Matt Rattley, Lecturer & Tutor, Department of Biochemistry
In my subject area, as is often the case, students benefit from having a plethora of questions to practise their skills and build understanding. Producing those resources takes a significant amount of time and effort. However, particularly for problems which are not text-based, current AI tools can offer limited options for generating questions. Even for textual tasks, generative AI tools often need substantial guardrails, and can still breach them, such that an unsupervised student-facing tool for independent study might be considered risky and, for tutors, more work than simply writing questions yourself.
Instead, I have found AI can provide support one step earlier in that process, by helping to build a question generator. In this case, I used AI to build a student-facing tool that is not itself AI-based, but that generates new questions based on more traditional computational processes. The AI’s role here was in generating the code behind that tool and providing guidance to me, as a novice coder, on what was going on and how I might adjust things as needed in the future.

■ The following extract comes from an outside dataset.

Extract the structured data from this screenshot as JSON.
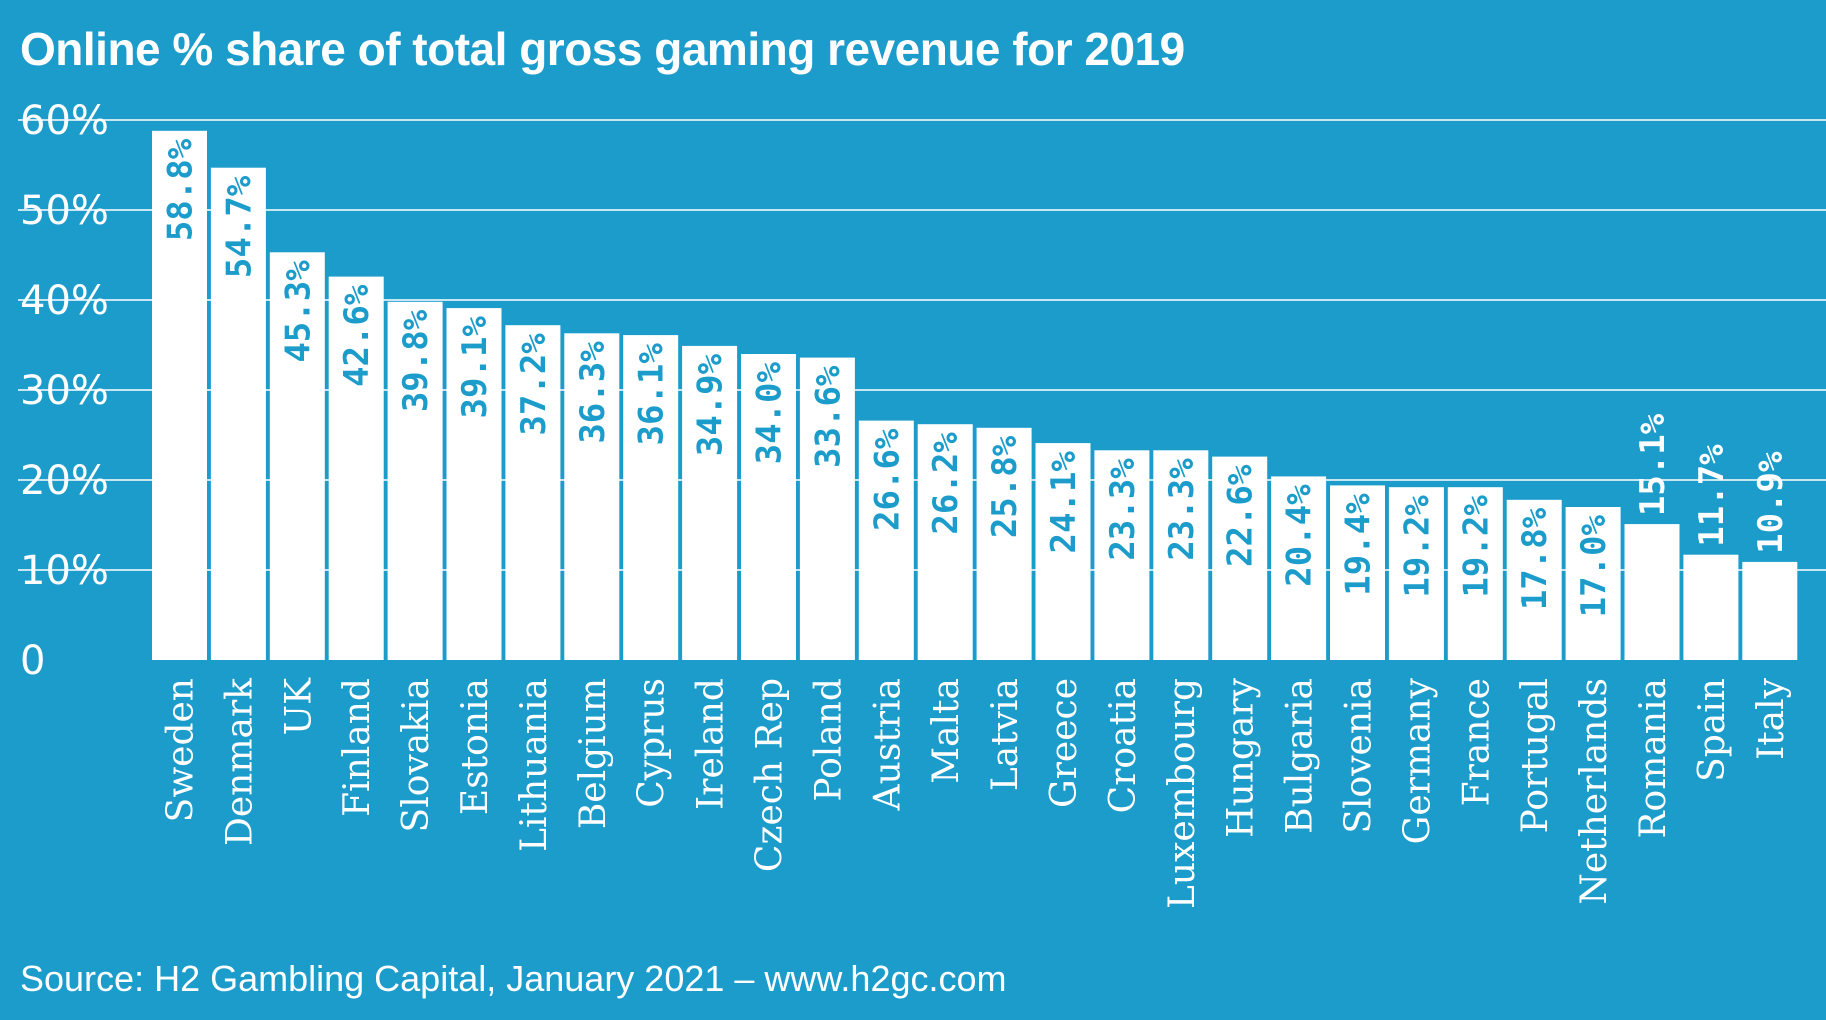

I used Codex to build a small, student-facing web applet that generates questions on a particular task describing the spatial arrangement of atoms in molecules. This task has a well-defined ruleset and workflow that AI tools already know, and I was able to describe in plain English what I wanted this applet to do. My first prompt included, at the end, “…before building, confirm that you understand what I need, show me your plan for what to include, and ask any questions you need to clarify anything”, to ensure that it did not get the wrong idea and build something entirely different.
After confirming its plan, it produced a prototype. Across the next 10 or so prompts to refine what it had made, it took shape to form a final prototype. These refining prompts, for my tool, included things like:
- fixing some errors in how diagrams were represented, which was solved by providing an image of what I would like it to show;
- addressing a complication in how some atom labels were being shown, which was solved by providing two versions of each label;
- extending its capability to a wider range of molecular structures, which required a small rework in how information about each molecular fragment was stored.
I also asked it to explain the structure of aspects of its code, particularly where its bank of molecular fragments is stored and in what format. This has enabled me to add, remove, and change these without needing Codex to do it for me, even with a very rudimentary understanding of JavaScript. It also provided guidance on how to integrate this applet into my course’s Canvas LMS page.
The two major benefits of a tool like this are that:
- it gives students a way to practise on essentially limitless examples of this type of question;
- it removes the need for me to write and then mark all of those questions and answers.
It is a simple enough activity that the tool can provide basic feedback on whether answers are right or wrong, so students can revise this at their own pace and to whatever volume they feel they need. Because the examples are dynamically generated, there is also no risk that students “recall” answers from previous attempts, as they might if repeating questions on standard tutorial sheets. Each new molecule generated is a fresh example to test their skills. The time I might have spent writing out questions for this task and marking students’ answers can now be spent on writing and marking more sophisticated types of question, which AI tools are currently not in a position to reliably generate for students.
In particular, when using Codex as a non-coder:
- it may feel intimidating to start. My suggestion is to begin with something very simple to get a feel for how it works;
- it integrates with GitHub, which, to a non-coder, can feel even more intimidating. I am sure I am not using it to its full potential either. It is worth spending a little time understanding how it works, perhaps with guidance from tools such as ChatGPT as you go along;
- the “show me your planning” part of that first prompt is very useful. Getting it to explain what it plans to do, and how, and to ask questions if things are unclear, will save time and headaches later;
- try not to move the goalposts too much. It is worth spending time before even opening Codex to determine exactly what you want, and importantly, what you do not want. That way, you are more likely to arrive at a functional tool, rather than something poorly structured because the scope changed repeatedly;
- test early and test often. It will make mistakes, so even with incomplete versions, see what it can do and where it is going wrong, and feed that information back so it can iterate and fix those problems before building further on a shaky foundation.